Prinsip – prinsip dari positivism hukum klasik dikembangkan pada
abad ke- 18 & 19 oleh Bentham dan Austin.
Bagi aliran ini, hukum hanya ditangkap sebagai aturan yuridis, lebih
khusus bentuk yuridisnya. Mengenai isi atau materi hukumm, bukan
soal yang penting.
4. B. HANS KELSEN
Ada 2 teori penting yang dikemukakan oleh Hans Kelsen yang
mempengaruhi pemikiran hukum.
1. Tentang keharusan hukum bersifat murni
2. Kelsen menolak apabila validitas norma diuji dari sesuatu yang
bukan norma.
5. C. H.L.A HART
Hart membangun tesisnya tentang positivism lebih
kompleks daripada Austin. Hart membagi peraturan
menjadi dua macam yakni peraturan primer (primer rules)
dan peraturan sekunder (secondary rules)
6. KEGIATAN BELAJAR 2
REALISME HUKUM
Ada dua cabang realisme hukum, yakni hukum Amerika dan realisme
hukum Skandinavia. Realisme hukum Amerika menempatkan
empirisme dalam sentuhan pragmatism, sikap hidup yang
menekankan aspek manfaat dan kegunaan berdasarkan pengalaman,
kehidupan nyata sehari – hari adalah dunia pengalaman.
Realisme hukukm Skandinavia berbeda lagi, aliran ini menempatkan
empirisme dalam sentuhan psikologi, aliran yang berkembang di
Uppsala, Swedia awal abad ke 20, mencari kebenaran suatu
pengertian dalam situasi tertentu dengan menggunakan psikologi.
7. A. TEORI OLIVER HOLMES
Aturan – aturan hukum hanya menjadi salah satu factor yang patut
dipertimbangkan dalam keputusan yang berbobot factor moral, soal
kemanfaatan, dan keutamaan kepentingan social misalnya menjadi
factor yang tidak kalah penting mengambil keputusan yang berisi.

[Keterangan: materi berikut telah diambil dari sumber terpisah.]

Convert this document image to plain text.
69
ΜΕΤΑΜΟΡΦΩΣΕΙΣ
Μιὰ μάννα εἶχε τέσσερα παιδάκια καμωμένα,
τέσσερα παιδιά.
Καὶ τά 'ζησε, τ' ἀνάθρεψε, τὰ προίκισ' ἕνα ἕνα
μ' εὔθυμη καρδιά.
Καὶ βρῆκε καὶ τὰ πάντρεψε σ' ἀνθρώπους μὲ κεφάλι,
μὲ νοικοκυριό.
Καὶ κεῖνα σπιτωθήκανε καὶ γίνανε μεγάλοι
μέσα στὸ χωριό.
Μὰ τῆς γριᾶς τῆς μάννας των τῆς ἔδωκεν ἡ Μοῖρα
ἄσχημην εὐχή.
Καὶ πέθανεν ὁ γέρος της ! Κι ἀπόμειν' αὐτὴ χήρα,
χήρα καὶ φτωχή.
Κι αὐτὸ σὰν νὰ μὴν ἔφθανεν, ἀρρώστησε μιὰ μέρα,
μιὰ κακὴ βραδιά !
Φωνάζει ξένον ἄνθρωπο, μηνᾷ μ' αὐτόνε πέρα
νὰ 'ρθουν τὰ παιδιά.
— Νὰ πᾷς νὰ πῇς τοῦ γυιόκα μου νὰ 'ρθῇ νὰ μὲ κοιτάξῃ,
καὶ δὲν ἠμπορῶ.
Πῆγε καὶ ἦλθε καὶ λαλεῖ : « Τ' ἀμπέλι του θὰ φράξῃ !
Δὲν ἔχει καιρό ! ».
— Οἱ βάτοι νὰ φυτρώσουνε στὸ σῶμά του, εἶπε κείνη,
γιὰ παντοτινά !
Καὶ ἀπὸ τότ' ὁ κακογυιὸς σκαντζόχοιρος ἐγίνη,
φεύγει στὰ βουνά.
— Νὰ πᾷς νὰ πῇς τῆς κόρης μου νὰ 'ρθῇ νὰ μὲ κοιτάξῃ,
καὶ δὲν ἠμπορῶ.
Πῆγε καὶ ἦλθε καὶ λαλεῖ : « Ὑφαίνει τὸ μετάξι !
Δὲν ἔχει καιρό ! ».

Jadi bukan sebuah pantangan, jika demi putusan yang fungsional dan
kontekstual, aturan resmi terpaksa disingkirkan (lebih-lebih jika
menggunakan aturan itu justru berakibat buruk). Dengan kapasitas
seperti ini, para hakim memiliki kompetensi merubah UU bila hal itu
perlu.
8. B. TEORI ALF ROSS
Menempatkan hukum dalam kerangka fisio-psikis semua gejala yang muncul dalam
pengalaman tentang hukum harus diselidiki sebagai gejala psiko-fisis. Ilmu hukum
harus bertitik tolak dari kenyataan – kenyataan itu, ditemukan dalam perasaan –
perasaan psikologis. Perasaan perasaan itu, tampak pada rasa wajib, rasa kuasa,
ataupun rasa takut akan reaksi lingkungan. Dalam kerangka pemikiran psikologi
itulah, ikhwal timbulnya hukum sebagai aturan masyarakat yang bersifat
mewajibkan. Menurutnya, suatu aturan hukum dirasa mewajibkan karena ada
hubungan antara perbuatan yuridis dan sanksinya, bila saya berbuat sesuai atura,
maka bebas dari sanksi. Sebaliknya, jika berbuat tidak sesuai, maka pasti menerima
sanksi. Pengalaman inilah yang membuat orang memandang hukum sebagi wajib.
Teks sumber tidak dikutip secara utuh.